There is evidence of mounting concern among Southern Baptists over the direction the Southern Baptist Convention’s Great Commission Resurgence Task Force is taking.

For example, Missouri Baptists are recommending that the report of the task force be given at the Orlando meeting of the SBC in June, but that action on it be delayed for a year. Missouri wants time to determine the GCR’s impact on state ministry.
In South Carolina, North Greenville University is voicing its own misgivings about the GCR.
At its April 15 meeting, NGU’s board of trustees authorized letters to be sent to key SBC and SCBC leaders, but primarily to Ronnie Floyd, chairman of the Southern Baptist Convention’s GCR task force, and to Jim Austin, executive director-treasurer of the South Carolina Baptist Convention.
The board’s action and the reasons behind it are a Page One story in this edition of The Baptist Courier.
This Courier issue also is carrying a personal perspective by North Greenville’s president, Jimmy Epting. It is entitled “What All South Carolina Baptists Should Know About Our Convention Funds.”
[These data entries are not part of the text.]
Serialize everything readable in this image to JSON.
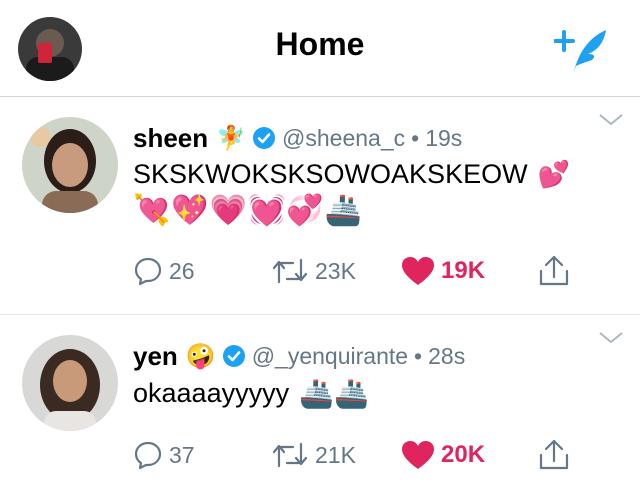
{
  "header": {
    "title": "Home",
    "profile_icon": "profile-avatar",
    "compose_icon": "compose-tweet-icon",
    "accent": "#1da1f2"
  },
  "tweets": [
    {
      "name": "sheen",
      "name_emoji": "🧚",
      "verified": true,
      "handle": "@sheena_c",
      "separator": "•",
      "time": "19s",
      "text": "SKSKWOKSKSOWOAKSKEOW",
      "text_emoji": "💕",
      "emoji_line": "💘💖💗💓💞🚢",
      "replies": "26",
      "retweets": "23K",
      "likes": "19K",
      "liked": true
    },
    {
      "name": "yen",
      "name_emoji": "🤪",
      "verified": true,
      "handle": "@_yenquirante",
      "separator": "•",
      "time": "28s",
      "text": "okaaaayyyyy",
      "text_emoji": "🚢🚢",
      "replies": "37",
      "retweets": "21K",
      "likes": "20K",
      "liked": true
    }
  ],
  "colors": {
    "like": "#e0245e",
    "muted": "#657786",
    "verified": "#1da1f2"
  }
}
The article is long, but it also is important. It is well worth your investment of time.
The two letters authorized by North Greenville’s board are not identical. There are common concerns in both, however. The letters are linked by objections to the plan called “Great Commission Giving.” It is feared that GCG will weaken loyalty to the Cooperative Program. GCG praises the pick-and-choose practice of designated giving, a reality in Southern Baptist life. Of concern to many is the threat this poses to those ministries not picked and chosen.
“Your proposals,” the letter to Floyd says, “will greatly handicap the work of the Southern Baptist Convention, the South Carolina Baptist Convention, North Greenville University and other state ministries.”
The letter to Austin includes a local concern, also about money. It recommends that the convention use any budget surplus to restore the SCBC budget to $34 million (it is $32 million now), and “return at least the 6 percent decrease for all South Carolina Baptist Convention ministries.”
This action by North Greenville’s trustees is a bold stroke taken at a time when no Baptist institution or its president wants the charge of “self-serving” hurled at them.
Any such condemnation of North Greenville University and its president would be unfair and without any basis in fact.
The presidency of Jimmy Epting at North Greenville University has been played out before an admiring and appreciative audience of South Carolina Baptists.
If Epting ever was daunted by the challenge before him when he took the helm of a struggling and nearly dead institution, he was bolstered by a faith that God had work to do through both him and the school that he hoped would be restored to new life, to continued service.
He heard the same cries that others of us heard that North Greenville needed to close its doors. “Let’s at least give the school a decent burial,” one alumnus of the school told me at the time.
Epting carried his hopes and concerns to South Carolina Baptists. He went from association to association, from Baptist church to Baptist church with a message that revealed how dependent he was, and is, on his Lord and the Baptists. “Folks,” I heard him tell many audiences then, “there are months when we’re not sure we can even make the payroll at North Greenville. We need your prayers – and we also need for you to send us your students.”
These days, North Greenville and the other Baptist universities – Anderson and Charleston Southern – are flourishing. Each is accomplishing for the cause of Christ what was intended from the start and what South Carolina Baptists expect of them now.
Jimmy Epting will quickly brush aside any praise offered to him for the success of North Greenville University.
For his genuineness and leadership, Jimmy Epting has endeared himself to the denomination he serves. His heart beats for God, for North Greenville, for the ministries of Southern Baptists. He is unmatched in his evangelistic zeal. No one has more concern for the lost of this world. And no one is more convinced of this: As Southern Baptists rightly renew their commitment to accomplishing the Great Commission, of reaching Judea and Samaria and the ends of the earth with the gospel message, we must not overlook or undervalue the fertile fields of Jerusalem.
Jimmy Epting has earned the respect and admiration of South Carolina Baptists. And he has earned the right to be heard.